An IRS offer in compromise can be considered a tax settlement with the Internal Revenue Service. An experienced Denver tax attorney at The McGuire Law Firm has submitted many offer in compromises for all types of taxpayers, and our experience is evidenced in our high success rate of receiving acceptance by the IRS. Under the IRS offer in compromise program, a taxpayer makes an offer to pay an amount less than the amount of tax that is due to the Internal Revenue Service. While an IRS offer in compromise can be a very good option to resolve a tax debt it is not always as easy as some commercials and firms make it out to be. The amount that is necessary to offer and pay to the IRS to settle a tax debt is based upon an equation that appears black and white, but just like most issues in life, there is a lot of gray areas to consider. Additionally, the offer amount is dictated more by what the taxpayer can pay as opposed to what the taxpayer owes. Therefore, each situation is different and the amount of tax due to the IRS does not necessarily indicate the amount needed to settle the tax debt. Further, not every taxpayer will be a candidate for an IRS offer in compromise depending upon their financial circumstances. A Denver tax attorney at The McGuire Law Firm can begin analyzing your situation immediately to see if you are an offer candidate to settle your IRS tax debt.

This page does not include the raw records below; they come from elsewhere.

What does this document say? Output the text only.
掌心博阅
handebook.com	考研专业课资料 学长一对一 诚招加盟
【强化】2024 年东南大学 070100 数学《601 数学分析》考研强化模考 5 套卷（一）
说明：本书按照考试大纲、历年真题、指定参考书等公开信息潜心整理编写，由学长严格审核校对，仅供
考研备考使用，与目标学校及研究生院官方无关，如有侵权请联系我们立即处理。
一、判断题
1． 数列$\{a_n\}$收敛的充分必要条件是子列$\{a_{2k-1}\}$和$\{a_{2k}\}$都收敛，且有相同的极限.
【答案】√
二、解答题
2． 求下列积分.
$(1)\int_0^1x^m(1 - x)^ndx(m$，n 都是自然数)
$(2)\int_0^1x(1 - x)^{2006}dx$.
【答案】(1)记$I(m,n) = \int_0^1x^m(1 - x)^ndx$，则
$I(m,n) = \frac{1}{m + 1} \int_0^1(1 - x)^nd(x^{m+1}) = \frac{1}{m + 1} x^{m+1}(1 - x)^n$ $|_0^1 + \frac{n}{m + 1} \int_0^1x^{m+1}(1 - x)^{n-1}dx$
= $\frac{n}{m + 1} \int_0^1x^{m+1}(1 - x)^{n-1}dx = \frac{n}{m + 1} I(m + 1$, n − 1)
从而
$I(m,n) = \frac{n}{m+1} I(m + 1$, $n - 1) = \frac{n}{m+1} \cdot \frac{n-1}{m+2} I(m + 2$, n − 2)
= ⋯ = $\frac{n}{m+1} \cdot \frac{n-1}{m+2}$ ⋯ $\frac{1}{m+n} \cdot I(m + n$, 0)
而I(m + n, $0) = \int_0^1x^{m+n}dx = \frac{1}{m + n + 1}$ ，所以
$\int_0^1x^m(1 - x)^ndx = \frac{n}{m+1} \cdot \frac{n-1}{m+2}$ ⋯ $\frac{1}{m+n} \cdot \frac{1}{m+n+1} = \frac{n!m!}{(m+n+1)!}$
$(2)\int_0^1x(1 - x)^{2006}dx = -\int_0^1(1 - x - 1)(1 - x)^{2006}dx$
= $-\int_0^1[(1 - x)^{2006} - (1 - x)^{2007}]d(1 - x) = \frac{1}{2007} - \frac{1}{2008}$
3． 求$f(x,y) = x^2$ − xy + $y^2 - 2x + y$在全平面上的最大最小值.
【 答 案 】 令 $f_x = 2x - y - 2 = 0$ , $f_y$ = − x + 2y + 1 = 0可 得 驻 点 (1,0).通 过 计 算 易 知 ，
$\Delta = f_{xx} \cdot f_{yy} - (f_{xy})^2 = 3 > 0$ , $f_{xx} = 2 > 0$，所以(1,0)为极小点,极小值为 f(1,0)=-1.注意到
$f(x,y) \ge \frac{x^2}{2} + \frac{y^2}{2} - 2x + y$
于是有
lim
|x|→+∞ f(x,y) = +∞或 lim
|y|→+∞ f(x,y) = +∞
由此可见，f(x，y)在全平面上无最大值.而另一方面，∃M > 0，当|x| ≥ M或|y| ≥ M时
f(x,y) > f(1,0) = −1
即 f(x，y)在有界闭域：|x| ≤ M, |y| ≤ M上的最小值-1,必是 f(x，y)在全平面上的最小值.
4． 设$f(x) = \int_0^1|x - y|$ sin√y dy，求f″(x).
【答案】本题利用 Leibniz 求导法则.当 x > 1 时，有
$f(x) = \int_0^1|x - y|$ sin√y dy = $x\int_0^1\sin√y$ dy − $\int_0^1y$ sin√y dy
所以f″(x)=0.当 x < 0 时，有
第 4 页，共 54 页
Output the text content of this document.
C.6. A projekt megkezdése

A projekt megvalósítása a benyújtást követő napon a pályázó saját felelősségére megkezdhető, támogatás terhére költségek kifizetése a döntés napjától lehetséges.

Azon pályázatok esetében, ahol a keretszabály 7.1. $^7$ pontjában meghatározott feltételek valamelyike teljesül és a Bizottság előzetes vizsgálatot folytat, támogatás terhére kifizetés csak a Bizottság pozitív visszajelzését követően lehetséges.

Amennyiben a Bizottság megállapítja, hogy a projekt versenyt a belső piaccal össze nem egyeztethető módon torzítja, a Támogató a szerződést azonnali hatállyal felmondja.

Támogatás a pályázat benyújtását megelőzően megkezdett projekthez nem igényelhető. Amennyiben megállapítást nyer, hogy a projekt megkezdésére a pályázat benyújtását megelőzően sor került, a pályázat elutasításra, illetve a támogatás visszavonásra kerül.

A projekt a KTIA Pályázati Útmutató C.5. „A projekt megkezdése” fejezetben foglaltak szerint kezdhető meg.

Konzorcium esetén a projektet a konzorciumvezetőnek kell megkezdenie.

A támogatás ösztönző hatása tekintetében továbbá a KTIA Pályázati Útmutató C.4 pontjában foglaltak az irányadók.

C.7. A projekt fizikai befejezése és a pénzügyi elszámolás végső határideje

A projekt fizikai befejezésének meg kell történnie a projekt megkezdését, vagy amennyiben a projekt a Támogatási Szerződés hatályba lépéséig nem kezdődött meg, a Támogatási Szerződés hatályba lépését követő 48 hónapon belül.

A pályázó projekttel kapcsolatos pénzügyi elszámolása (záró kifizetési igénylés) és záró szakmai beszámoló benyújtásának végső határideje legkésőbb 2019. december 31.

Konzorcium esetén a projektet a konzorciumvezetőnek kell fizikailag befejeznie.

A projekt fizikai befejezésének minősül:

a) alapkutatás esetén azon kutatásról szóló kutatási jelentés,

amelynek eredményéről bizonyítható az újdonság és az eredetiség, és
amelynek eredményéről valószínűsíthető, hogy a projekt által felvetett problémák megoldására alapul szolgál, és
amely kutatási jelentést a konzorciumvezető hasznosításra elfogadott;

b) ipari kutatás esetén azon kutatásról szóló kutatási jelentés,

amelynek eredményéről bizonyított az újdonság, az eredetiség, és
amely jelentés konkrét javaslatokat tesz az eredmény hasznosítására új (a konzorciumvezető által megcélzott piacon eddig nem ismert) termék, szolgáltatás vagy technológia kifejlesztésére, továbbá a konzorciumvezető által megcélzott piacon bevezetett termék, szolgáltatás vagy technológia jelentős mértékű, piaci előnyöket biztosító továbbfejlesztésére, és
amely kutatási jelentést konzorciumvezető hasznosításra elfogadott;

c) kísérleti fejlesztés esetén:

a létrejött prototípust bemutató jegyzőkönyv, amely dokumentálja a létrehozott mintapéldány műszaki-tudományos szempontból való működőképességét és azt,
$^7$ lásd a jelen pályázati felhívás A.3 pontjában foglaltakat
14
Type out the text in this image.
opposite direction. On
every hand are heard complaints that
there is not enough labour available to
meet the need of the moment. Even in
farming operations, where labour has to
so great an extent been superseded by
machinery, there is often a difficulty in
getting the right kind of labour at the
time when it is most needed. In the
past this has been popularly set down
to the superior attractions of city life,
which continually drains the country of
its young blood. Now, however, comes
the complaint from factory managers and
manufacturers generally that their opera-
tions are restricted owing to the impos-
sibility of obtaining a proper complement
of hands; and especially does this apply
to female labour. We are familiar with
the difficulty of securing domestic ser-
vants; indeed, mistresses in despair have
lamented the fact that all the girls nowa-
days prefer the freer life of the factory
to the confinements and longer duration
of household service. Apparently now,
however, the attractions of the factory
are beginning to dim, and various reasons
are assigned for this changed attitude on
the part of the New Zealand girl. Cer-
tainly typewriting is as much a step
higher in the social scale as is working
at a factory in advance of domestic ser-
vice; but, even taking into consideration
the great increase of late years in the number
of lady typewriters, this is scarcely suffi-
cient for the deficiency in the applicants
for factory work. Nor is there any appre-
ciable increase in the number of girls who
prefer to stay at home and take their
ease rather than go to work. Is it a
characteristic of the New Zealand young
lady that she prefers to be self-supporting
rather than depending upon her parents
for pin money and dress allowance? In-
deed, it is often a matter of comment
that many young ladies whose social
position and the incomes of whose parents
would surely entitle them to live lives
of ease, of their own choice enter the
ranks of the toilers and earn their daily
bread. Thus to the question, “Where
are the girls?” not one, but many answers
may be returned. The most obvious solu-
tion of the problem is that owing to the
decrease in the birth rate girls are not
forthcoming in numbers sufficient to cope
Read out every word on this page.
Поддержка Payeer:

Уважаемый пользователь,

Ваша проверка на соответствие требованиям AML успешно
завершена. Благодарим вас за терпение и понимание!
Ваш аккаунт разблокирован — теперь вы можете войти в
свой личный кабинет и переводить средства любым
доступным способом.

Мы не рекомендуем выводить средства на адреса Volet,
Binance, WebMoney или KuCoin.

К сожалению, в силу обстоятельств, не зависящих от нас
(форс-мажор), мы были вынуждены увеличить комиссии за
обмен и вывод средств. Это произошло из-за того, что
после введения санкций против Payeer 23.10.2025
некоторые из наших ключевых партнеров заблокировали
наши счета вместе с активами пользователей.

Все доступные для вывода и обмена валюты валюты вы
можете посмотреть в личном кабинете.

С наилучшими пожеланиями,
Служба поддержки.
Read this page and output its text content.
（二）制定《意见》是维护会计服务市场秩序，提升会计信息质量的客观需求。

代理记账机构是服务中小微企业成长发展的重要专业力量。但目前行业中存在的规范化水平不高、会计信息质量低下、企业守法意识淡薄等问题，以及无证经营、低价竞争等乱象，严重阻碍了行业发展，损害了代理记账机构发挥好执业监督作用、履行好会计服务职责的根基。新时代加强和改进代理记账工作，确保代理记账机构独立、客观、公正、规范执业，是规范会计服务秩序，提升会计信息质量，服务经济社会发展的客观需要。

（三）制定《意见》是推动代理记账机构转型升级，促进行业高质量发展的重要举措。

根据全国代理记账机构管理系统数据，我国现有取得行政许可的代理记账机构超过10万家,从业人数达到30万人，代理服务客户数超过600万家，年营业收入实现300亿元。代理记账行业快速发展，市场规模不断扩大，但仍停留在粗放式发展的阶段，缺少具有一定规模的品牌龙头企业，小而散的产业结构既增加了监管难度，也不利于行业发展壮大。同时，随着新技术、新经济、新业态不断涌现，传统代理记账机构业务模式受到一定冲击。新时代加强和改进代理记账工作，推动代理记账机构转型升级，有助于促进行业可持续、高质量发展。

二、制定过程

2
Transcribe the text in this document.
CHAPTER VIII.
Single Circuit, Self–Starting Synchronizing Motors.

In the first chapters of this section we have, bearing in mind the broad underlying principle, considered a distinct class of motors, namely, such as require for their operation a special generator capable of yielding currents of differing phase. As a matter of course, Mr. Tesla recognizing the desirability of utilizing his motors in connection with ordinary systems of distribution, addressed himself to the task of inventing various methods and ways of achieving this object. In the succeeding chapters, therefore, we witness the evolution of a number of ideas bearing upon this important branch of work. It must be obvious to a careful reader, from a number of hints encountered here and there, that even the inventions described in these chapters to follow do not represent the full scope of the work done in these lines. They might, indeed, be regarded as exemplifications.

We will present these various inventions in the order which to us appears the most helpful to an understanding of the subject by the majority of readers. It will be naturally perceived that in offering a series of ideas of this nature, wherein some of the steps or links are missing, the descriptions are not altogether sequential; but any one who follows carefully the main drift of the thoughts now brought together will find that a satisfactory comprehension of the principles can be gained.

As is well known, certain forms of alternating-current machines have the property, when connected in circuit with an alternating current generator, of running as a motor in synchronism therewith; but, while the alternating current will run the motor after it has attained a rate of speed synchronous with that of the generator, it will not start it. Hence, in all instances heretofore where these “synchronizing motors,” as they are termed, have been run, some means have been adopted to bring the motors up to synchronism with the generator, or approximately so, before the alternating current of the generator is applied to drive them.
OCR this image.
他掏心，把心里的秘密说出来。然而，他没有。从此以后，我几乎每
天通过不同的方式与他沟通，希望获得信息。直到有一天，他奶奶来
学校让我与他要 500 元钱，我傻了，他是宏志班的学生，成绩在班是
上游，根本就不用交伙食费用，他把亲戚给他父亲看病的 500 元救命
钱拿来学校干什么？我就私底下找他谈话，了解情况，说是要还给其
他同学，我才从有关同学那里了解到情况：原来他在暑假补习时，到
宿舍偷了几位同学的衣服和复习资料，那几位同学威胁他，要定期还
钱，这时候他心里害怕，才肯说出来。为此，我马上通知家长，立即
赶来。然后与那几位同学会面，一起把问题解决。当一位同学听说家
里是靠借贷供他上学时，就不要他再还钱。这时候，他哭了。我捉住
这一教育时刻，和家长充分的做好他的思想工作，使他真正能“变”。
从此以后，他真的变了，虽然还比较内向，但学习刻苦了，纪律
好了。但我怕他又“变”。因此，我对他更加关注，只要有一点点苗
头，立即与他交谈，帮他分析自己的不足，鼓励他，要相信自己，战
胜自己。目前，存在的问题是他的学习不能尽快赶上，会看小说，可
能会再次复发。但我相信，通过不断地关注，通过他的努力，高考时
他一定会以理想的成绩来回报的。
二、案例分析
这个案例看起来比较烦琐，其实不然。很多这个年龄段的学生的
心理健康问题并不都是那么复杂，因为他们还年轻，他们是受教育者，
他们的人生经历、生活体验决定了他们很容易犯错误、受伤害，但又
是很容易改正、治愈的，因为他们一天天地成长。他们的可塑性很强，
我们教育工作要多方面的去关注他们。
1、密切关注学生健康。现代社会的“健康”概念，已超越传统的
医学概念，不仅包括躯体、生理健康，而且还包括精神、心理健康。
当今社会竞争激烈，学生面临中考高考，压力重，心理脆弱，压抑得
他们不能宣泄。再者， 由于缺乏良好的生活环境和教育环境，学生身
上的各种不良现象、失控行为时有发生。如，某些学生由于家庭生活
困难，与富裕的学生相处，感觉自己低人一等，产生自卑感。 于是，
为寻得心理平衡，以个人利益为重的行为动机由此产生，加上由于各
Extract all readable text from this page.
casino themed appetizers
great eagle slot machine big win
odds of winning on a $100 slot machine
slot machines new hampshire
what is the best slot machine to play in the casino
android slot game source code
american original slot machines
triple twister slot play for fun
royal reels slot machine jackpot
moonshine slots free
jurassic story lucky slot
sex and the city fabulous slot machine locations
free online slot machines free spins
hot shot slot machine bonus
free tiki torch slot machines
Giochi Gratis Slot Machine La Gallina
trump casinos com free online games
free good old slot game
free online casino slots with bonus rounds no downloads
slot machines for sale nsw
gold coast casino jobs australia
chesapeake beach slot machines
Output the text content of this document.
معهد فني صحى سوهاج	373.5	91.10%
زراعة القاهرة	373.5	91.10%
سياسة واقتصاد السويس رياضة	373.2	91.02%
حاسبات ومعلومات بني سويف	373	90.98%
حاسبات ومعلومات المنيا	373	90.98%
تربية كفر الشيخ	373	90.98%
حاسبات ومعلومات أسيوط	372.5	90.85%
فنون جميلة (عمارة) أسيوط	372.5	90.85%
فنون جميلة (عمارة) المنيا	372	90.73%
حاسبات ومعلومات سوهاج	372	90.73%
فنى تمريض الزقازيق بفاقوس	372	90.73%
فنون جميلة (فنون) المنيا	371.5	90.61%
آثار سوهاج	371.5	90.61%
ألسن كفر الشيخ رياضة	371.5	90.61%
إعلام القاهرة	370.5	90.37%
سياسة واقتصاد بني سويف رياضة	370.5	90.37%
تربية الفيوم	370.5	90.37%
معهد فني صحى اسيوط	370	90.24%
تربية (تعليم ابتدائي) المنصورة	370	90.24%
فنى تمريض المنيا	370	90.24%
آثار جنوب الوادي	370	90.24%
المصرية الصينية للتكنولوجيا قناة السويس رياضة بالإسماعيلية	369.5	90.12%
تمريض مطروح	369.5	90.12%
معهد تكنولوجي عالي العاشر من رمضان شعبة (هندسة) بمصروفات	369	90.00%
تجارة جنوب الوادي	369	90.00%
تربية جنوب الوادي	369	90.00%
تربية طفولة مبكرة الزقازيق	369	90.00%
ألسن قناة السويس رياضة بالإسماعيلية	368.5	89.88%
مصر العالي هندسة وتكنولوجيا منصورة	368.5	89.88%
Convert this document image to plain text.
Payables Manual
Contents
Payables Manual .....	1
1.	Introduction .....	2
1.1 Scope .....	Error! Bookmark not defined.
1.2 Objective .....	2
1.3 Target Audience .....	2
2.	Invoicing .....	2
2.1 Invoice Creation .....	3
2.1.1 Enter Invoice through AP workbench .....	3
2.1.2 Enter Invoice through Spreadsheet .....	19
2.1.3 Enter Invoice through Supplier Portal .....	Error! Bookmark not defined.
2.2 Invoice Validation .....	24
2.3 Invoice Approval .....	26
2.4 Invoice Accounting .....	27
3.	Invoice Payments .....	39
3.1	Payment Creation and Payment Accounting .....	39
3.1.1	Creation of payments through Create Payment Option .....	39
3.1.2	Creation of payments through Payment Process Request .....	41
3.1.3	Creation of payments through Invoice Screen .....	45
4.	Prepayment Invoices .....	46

When calculating a taxpayer’s ability to pay, the IRS looks at the taxpayer’s equity in assets and the taxpayer’s disposable income. Equity in assets would be considered equity in a home, car, retirement account, household goods or any other asset the taxpayer owns. With certain assets you may be able to receive an exemption of a certain amount or a discount from the fair market value and thus include less of the equity in your offer in compromise amount than the true fair market value. Disposable income is calculated using a taxpayer’s total income less allowable expenses and the national standard for certain expenses such as food, clothing, housing, utilities, vehicle operating costs and vehicle ownership costs. The national standards are based upon where a taxpayer lives and the number of dependents in the household. The IRS establishes an amount that a taxpayer is allowed to claim as an expense when calculating disposable income. As an example, the national standard for housing & utilities for two individuals in Denver, CO may be $1,600. Therefore, there can be discrepancies between what the IRS states a taxpayer’s disposable income is and what the taxpayer’s true disposable income is if the taxpayer actually pays more for an expense than the national standard allowed by the IRS.
Form 656 is used to state the tax liabilities of which the taxpayer is attempting to settle and the amount & terms the taxpayer is proposing to resolve the tax liabilities. In addition to Form 656, the taxpayer must complete and submit a financial statement or statements depending upon their circumstance. The financial statements of which would need to be completed are Forms 433A and/or 433B. All necessary attachments to the financial statement(s) must be included to verify the items as stated on the financial statement. Thereafter, the taxpayer can submit their offer in compromise to the IRS Offer in Compromise Unit.